Who could fail to recall, for example, the clash between Senna and Prost in the closing stages of the 1989 Japanese Grand Prix? Both had been battling for the title throughout the season, in a duel embittered by personal vendetta and mutual suspicion. After they clashed at the chicane before the Suzuka pit straight, Prost jumped out of his stricken car while Senna got going again, en route to a fightback that would culminate in victory and what he thought was another title. But the sporting powers-that-be would deny him. Senna was penalised for an illegal re-start, his victory was disallowed, and Prost became champion. The feud would last for another whole season: at the 1990 Japanese Grand Prix, Senna drove into Prost (who was by then driving for Ferrari) at the first corner.
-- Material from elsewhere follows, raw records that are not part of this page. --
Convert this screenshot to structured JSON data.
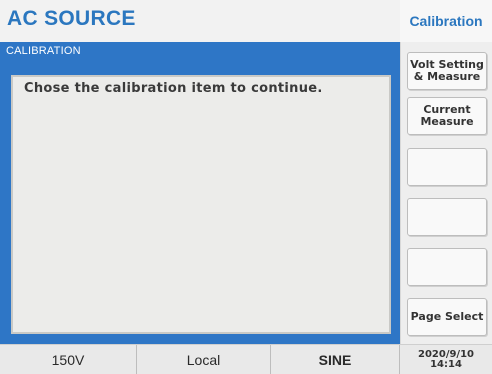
{
  "header": {
    "app_title": "AC SOURCE",
    "mode_title": "Calibration"
  },
  "panel": {
    "label": "CALIBRATION",
    "message": "Chose the calibration item to continue."
  },
  "softkeys": [
    {
      "label": "Volt Setting\n& Measure"
    },
    {
      "label": "Current\nMeasure"
    },
    {
      "label": ""
    },
    {
      "label": ""
    },
    {
      "label": ""
    },
    {
      "label": "Page Select"
    }
  ],
  "status": {
    "range": "150V",
    "control": "Local",
    "waveform": "SINE",
    "date": "2020/9/10",
    "time": "14:14"
  },
  "colors": {
    "accent_blue": "#2e76c6",
    "title_blue": "#2b77bf"
  }
}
The title race was over and Senna was champion, despite having to explain himself to the sporting authorities, who even threated not to renew his racing licence for the following year.
 
And more recently: Spain 2016. The two dominant Mercedes got underway from the front row and Rosberg was ahead of Hamilton into the first corner. Less than a kilometre later, Hamilton mounted a blind attack; his team mate put him onto the grass and this set in motion a chain of events that eliminated both cars. In this case, the investigation took place internally, behind closed doors. Toto Wolff and Niki Lauda spoke to both drivers, who each said their piece. But Lauda had some clear ideas already: two Mercedes retired, and that was clearly somebody’s fault. That somebody, according to Lauda, was Hamilton: he should have waited a bit longer rather than just go charging after his team mate like there was no tomorrow.

There was no formal punishment handed out, but Lewis would eventually pay the price by losing the championship to Rosberg by just five points at the end of the year. If he had just hung on for a few more corners in Spain before attacking and passing his team mate – as he probably would have been able to do – then the title could have been his.